In Bezug auf eine mögliche Visa-Vergabe an afghanische Ortskräfte stellte er klar, dass die Botschaft seit einem Anschlag 2017 keine Visastelle mehr gehabt habe und daher schon rein technisch gar keine Visa habe ausstellen können. Ihm sei auch nicht bewusst, ob über die Ortskräfte für deutsche Institutionen Buch geführt worden sei. Mit dem Szenario einer Ausreise von Zehntausenden Menschen sei bis zu seiner Ausreise nicht geplant worden.

Erst mit Amtsantritt der Ampel-Bundesregierung im Dezember des vergangenen Jahres wurden Tausende afghanische Ortskräfte und deren Familienangehörige nach Deutschland geholt.

Der Untersuchungsausschuss will auch die Umstände der militärischen Evakuierungsaktion aus Kabul im August 2021 klären.

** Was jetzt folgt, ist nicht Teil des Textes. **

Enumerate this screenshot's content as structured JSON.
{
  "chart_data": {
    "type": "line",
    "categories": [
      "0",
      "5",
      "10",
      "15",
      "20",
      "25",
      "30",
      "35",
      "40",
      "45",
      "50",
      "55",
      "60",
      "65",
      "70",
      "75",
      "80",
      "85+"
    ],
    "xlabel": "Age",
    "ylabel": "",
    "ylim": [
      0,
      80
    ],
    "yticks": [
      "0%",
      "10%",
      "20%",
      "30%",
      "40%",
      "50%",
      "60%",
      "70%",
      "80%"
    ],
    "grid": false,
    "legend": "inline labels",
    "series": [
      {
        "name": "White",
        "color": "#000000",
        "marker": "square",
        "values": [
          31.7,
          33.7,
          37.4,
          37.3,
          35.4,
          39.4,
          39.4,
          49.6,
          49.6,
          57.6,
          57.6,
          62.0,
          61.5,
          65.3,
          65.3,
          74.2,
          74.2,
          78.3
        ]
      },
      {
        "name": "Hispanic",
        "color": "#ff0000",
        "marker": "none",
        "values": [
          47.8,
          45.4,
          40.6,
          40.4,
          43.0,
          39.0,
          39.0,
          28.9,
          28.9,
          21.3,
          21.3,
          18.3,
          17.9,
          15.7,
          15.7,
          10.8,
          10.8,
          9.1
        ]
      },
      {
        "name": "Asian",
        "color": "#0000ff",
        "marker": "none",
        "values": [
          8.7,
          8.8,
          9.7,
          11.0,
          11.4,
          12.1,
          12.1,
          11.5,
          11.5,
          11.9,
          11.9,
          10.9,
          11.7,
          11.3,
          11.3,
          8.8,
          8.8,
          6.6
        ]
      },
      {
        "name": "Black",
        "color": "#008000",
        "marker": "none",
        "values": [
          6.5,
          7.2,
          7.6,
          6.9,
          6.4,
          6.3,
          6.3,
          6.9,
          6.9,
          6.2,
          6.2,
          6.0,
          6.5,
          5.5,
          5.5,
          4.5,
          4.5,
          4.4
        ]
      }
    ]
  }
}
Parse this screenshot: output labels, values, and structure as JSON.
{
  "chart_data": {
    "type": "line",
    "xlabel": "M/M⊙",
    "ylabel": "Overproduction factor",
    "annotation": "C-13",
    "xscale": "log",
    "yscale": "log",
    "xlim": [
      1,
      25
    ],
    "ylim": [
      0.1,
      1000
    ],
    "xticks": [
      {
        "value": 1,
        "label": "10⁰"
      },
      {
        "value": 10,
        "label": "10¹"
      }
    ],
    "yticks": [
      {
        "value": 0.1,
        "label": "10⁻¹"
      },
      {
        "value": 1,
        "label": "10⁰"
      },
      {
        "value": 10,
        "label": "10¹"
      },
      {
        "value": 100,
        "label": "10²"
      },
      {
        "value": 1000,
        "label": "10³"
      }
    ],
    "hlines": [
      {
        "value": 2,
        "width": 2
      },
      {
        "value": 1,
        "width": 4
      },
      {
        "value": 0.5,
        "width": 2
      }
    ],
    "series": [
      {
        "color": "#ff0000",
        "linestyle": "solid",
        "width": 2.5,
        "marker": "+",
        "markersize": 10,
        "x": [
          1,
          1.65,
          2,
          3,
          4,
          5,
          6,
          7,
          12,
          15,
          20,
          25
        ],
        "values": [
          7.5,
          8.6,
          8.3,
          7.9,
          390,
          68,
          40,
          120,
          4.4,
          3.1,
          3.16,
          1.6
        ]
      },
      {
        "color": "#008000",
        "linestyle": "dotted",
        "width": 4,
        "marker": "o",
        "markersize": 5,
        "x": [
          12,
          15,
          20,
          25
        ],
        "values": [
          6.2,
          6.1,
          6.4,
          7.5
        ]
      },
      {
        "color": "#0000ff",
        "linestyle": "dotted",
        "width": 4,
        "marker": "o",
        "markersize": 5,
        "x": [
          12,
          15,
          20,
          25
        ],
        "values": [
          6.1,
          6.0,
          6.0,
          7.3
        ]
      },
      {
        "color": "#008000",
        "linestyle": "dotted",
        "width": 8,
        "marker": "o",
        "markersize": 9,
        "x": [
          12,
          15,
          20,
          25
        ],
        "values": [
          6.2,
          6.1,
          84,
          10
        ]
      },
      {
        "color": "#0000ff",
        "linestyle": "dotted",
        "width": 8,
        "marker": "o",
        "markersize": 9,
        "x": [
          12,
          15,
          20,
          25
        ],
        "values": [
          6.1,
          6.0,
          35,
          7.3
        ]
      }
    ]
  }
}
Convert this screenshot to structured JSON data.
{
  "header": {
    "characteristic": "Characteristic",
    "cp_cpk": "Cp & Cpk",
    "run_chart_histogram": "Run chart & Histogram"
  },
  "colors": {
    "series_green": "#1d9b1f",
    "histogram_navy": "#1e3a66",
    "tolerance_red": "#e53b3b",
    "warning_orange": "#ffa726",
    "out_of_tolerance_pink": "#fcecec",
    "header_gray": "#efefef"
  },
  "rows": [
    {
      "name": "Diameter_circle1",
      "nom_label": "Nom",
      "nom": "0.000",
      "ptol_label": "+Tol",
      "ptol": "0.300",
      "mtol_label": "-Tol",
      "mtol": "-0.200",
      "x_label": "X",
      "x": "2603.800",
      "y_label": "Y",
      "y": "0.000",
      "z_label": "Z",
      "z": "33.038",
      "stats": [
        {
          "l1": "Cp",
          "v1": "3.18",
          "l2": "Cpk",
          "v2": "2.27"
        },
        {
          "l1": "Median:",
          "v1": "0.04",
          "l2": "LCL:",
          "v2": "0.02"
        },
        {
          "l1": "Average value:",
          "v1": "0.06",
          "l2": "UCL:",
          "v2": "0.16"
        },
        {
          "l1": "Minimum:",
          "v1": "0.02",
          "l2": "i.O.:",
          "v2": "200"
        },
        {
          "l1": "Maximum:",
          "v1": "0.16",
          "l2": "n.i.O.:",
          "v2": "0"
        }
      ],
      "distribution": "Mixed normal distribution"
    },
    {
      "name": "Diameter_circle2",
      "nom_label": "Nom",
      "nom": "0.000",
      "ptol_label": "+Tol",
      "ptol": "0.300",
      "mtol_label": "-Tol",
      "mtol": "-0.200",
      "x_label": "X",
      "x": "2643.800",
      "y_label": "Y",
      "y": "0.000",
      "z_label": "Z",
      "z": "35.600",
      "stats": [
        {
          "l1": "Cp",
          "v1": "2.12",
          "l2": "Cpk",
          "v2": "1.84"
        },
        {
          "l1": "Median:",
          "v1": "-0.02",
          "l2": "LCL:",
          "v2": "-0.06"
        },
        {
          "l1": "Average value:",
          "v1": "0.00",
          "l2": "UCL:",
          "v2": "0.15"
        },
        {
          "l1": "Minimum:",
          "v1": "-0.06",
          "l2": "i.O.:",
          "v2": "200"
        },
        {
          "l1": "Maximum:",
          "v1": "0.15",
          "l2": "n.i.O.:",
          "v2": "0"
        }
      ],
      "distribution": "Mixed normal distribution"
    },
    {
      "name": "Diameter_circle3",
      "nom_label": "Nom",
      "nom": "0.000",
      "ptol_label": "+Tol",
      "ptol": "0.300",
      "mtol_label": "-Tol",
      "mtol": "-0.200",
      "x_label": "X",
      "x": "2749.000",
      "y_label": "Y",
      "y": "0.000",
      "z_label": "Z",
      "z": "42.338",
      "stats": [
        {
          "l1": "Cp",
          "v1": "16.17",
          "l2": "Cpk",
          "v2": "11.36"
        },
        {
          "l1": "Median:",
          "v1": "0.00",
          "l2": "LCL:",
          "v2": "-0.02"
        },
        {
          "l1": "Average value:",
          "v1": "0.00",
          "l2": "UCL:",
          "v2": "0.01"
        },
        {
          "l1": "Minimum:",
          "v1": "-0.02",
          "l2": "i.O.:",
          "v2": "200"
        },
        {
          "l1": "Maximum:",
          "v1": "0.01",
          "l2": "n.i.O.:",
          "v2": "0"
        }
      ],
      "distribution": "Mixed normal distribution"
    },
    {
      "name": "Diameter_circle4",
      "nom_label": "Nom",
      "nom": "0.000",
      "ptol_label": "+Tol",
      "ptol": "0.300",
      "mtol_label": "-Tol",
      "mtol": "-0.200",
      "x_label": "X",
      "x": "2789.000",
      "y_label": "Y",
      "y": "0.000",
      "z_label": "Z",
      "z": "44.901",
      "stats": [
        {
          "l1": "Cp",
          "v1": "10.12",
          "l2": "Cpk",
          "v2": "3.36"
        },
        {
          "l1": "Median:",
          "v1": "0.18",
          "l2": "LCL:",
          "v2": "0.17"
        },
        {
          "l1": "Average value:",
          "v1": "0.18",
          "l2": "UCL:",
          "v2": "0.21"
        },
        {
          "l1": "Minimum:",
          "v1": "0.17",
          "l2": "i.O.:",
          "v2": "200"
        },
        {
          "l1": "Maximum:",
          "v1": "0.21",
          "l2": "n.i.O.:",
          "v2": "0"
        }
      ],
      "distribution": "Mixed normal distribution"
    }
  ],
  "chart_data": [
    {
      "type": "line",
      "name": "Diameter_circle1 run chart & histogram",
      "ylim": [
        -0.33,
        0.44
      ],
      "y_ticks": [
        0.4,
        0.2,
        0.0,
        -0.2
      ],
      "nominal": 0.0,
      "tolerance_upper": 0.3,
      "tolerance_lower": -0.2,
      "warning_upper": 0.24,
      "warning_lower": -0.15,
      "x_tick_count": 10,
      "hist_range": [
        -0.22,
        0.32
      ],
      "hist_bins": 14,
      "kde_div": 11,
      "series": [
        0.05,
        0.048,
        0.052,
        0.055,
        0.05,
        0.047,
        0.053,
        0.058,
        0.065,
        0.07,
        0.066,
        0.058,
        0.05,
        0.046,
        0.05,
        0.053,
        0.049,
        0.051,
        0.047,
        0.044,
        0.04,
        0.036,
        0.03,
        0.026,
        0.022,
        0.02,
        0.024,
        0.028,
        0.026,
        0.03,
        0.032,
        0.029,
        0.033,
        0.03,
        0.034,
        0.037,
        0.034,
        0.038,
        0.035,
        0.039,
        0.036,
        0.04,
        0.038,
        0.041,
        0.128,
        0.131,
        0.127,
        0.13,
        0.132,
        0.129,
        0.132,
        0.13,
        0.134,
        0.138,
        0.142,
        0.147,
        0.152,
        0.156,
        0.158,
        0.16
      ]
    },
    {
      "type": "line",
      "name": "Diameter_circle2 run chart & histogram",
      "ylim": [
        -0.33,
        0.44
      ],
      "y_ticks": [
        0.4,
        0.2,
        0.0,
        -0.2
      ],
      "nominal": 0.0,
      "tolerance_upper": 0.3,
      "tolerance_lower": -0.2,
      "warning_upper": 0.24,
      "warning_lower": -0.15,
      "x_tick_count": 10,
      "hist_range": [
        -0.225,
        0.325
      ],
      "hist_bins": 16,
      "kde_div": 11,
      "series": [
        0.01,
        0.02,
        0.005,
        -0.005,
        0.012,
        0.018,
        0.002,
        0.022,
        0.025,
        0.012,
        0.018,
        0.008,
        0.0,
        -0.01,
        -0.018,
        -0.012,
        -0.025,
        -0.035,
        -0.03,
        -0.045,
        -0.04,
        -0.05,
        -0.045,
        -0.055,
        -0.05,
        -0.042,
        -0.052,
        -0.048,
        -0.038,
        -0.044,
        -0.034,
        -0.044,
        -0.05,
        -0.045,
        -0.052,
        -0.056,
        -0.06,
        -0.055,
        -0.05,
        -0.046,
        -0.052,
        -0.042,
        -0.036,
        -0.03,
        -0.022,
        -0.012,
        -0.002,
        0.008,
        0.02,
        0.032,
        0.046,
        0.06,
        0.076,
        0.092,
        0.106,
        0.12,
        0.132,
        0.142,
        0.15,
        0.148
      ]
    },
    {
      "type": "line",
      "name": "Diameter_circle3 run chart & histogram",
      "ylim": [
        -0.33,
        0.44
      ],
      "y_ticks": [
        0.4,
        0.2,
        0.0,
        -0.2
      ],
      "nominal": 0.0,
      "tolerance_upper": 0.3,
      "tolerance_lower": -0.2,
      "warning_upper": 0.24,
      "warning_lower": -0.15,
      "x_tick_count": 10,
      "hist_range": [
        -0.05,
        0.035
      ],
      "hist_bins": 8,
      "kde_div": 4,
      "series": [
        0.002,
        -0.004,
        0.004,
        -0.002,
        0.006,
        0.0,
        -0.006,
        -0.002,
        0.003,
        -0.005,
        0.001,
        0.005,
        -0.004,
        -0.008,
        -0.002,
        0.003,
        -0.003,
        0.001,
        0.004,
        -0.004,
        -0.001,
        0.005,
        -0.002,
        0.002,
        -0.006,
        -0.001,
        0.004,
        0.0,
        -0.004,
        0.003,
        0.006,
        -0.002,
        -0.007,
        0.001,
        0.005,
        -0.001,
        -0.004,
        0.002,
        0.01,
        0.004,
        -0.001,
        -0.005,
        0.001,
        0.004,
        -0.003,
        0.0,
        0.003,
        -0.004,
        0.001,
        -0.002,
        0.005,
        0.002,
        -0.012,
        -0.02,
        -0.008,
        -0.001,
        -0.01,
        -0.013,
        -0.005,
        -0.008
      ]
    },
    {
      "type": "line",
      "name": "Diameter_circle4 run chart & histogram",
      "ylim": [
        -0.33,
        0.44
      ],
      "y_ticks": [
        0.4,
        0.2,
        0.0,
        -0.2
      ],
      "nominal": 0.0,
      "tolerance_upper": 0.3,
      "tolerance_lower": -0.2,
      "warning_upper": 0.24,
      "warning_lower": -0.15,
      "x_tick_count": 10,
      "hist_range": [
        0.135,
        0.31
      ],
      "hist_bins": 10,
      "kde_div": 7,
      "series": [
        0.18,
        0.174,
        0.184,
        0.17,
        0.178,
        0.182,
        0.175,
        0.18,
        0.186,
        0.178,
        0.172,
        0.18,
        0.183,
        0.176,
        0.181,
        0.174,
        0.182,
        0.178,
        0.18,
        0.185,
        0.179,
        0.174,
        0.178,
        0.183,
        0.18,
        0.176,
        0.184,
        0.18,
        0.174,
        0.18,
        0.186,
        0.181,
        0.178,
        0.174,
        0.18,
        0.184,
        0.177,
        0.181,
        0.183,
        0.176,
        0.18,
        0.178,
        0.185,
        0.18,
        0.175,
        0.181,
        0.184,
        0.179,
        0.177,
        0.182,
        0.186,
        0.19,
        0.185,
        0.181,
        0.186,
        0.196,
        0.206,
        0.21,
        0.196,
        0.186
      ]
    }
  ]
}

Die Operation war wegen der schnellen Rückeroberung des Landes durch die radikal-islamischen Taliban nötig geworden. Die Bundeswehr flog nach eigenen Angaben mehr als 5.000 Menschen aus mindestens 45 Nationen aus. Am 27. August 2021 endete nach gut zehn Tagen auch diese heikle Mission.